Se, por um lado, Lisboa argumenta que os obstáculos são levantados pelas próprias organizações, estas estruturas – e até altos responsáveis e diplomatas portugueses – afirmam que parte do problema se deve à pouca capacidade interventiva de Lisboa nos fóruns multilaterais. Helena Cordeiro afirma, por exemplo, que as suas tentativas de intervenção no que toca à contratação de funcionários portugueses para o BM em Díli, junto da organização, “nem sempre tiveram suficiente respaldo político de Lisboa para conseguir fazer valer essa posição”. Um sinal de alguma incongruência, pois sendo Portugal um dos maiores doadores, tendo um conhecimento efectivo do que é a realidade timorense, e sendo permanentemente solicitado pelos timorenses como um parceiro honesto e disponível, deveria, quase por inerência, marcar forte presença nos quadros permanentes das missões internacionais em Díli.
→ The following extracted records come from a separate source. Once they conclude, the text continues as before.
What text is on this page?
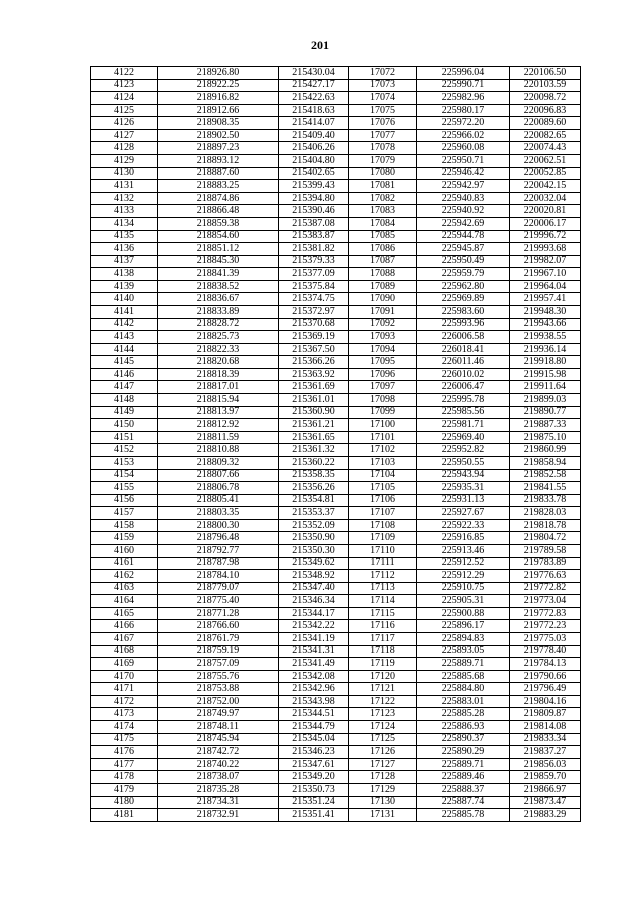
201
4122	218926.80	215430.04	17072	225996.04	220106.50
4123	218922.25	215427.17	17073	225990.71	220103.59
4124	218916.82	215422.63	17074	225982.96	220098.72
4125	218912.66	215418.63	17075	225980.17	220096.83
4126	218908.35	215414.07	17076	225972.20	220089.60
4127	218902.50	215409.40	17077	225966.02	220082.65
4128	218897.23	215406.26	17078	225960.08	220074.43
4129	218893.12	215404.80	17079	225950.71	220062.51
4130	218887.60	215402.65	17080	225946.42	220052.85
4131	218883.25	215399.43	17081	225942.97	220042.15
4132	218874.86	215394.80	17082	225940.83	220032.04
4133	218866.48	215390.46	17083	225940.92	220020.81
4134	218859.38	215387.08	17084	225942.69	220006.17
4135	218854.60	215383.87	17085	225944.78	219996.72
4136	218851.12	215381.82	17086	225945.87	219993.68
4137	218845.30	215379.33	17087	225950.49	219982.07
4138	218841.39	215377.09	17088	225959.79	219967.10
4139	218838.52	215375.84	17089	225962.80	219964.04
4140	218836.67	215374.75	17090	225969.89	219957.41
4141	218833.89	215372.97	17091	225983.60	219948.30
4142	218828.72	215370.68	17092	225993.96	219943.66
4143	218825.73	215369.19	17093	226006.58	219938.55
4144	218822.33	215367.50	17094	226018.41	219936.14
4145	218820.68	215366.26	17095	226011.46	219918.80
4146	218818.39	215363.92	17096	226010.02	219915.98
4147	218817.01	215361.69	17097	226006.47	219911.64
4148	218815.94	215361.01	17098	225995.78	219899.03
4149	218813.97	215360.90	17099	225985.56	219890.77
4150	218812.92	215361.21	17100	225981.71	219887.33
4151	218811.59	215361.65	17101	225969.40	219875.10
4152	218810.88	215361.32	17102	225952.82	219860.99
4153	218809.32	215360.22	17103	225950.55	219858.94
4154	218807.66	215358.35	17104	225943.94	219852.58
4155	218806.78	215356.26	17105	225935.31	219841.55
4156	218805.41	215354.81	17106	225931.13	219833.78
4157	218803.35	215353.37	17107	225927.67	219828.03
4158	218800.30	215352.09	17108	225922.33	219818.78
4159	218796.48	215350.90	17109	225916.85	219804.72
4160	218792.77	215350.30	17110	225913.46	219789.58
4161	218787.98	215349.62	17111	225912.52	219783.89
4162	218784.10	215348.92	17112	225912.29	219776.63
4163	218779.07	215347.40	17113	225910.75	219772.82
4164	218775.40	215346.34	17114	225905.31	219773.04
4165	218771.28	215344.17	17115	225900.88	219772.83
4166	218766.60	215342.22	17116	225896.17	219772.23
4167	218761.79	215341.19	17117	225894.83	219775.03
4168	218759.19	215341.31	17118	225893.05	219778.40
4169	218757.09	215341.49	17119	225889.71	219784.13
4170	218755.76	215342.08	17120	225885.68	219790.66
4171	218753.88	215342.96	17121	225884.80	219796.49
4172	218752.00	215343.98	17122	225883.01	219804.16
4173	218749.97	215344.51	17123	225885.28	219809.87
4174	218748.11	215344.79	17124	225886.93	219814.08
4175	218745.94	215345.04	17125	225890.37	219833.34
4176	218742.72	215346.23	17126	225890.29	219837.27
4177	218740.22	215347.61	17127	225889.71	219856.03
4178	218738.07	215349.20	17128	225889.46	219859.70
4179	218735.28	215350.73	17129	225888.37	219866.97
4180	218734.31	215351.24	17130	225887.74	219873.47
4181	218732.91	215351.41	17131	225885.78	219883.29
Em Fevereiro de 2003, dados da própria missão da ONU no terreno confirmavam que a participação, quer de Portugal, quer de outros países de expressão portuguesa no componente civil da ONU, era de pequeno relevo, correspondendo a menos de dez por cento dos 466 funcionários de noventa e cinco países na altura em serviço em Timor-Leste – apenas trinta e cinco funcionários. De Portugal eram apenas vinte e um funcionários. Para responsáveis timorenses, essa pequena participação da lusofonia é especialmente significativa, já que Timor-Leste se depara com a dificuldade de reintrodução do português na administração pública, carecendo para isso de apoio técnico que possa comunicar nessa língua. A situação melhorou ligeiramente na segunda metade do ano, e em finais de 2003, segundo dados da ONU, 20 por cento dos 100 assessores técnicos pagos pela organização internacional eram portugueses, estando a aumentar também o número de especialistas de Portugal no grupo de assessores adicionais, financiados bilateralmente.

 

Falhas sucessivas, o impacto sectorial

Mais do que meros dados estatísticos, eventuais polémicas circunstanciais ou choques de personalidades, este problema teve, em várias situações, materializações importantes e significativas. Vozes mais críticas admitem que a primeira “grande derrota portuguesa” – paralela ao escasso número de funcionários portugueses que Lisboa conseguiu garantir como integrantes da primeira missão (UNTAET) – foi o processo de negociação sobre a moeda oficial de Timor Leste. Responsáveis diplomáticos, líderes timorenses e funcionários da ONU e do FMI afirmaram na altura que a adopção do dólar americano aconteceu por “falhas sérias” do trabalho de fundo de Portugal e que o escudo seria hoje a moeda oficial de Timor Leste se Portugal “tivesse mexido melhor as coisas” na sua estratégia de apoio à postura política timorense. Um trabalho que implicaria não só contactos regulares com o FMI e a UNTAET, mas especialmente contactos com o Banco Central Europeu.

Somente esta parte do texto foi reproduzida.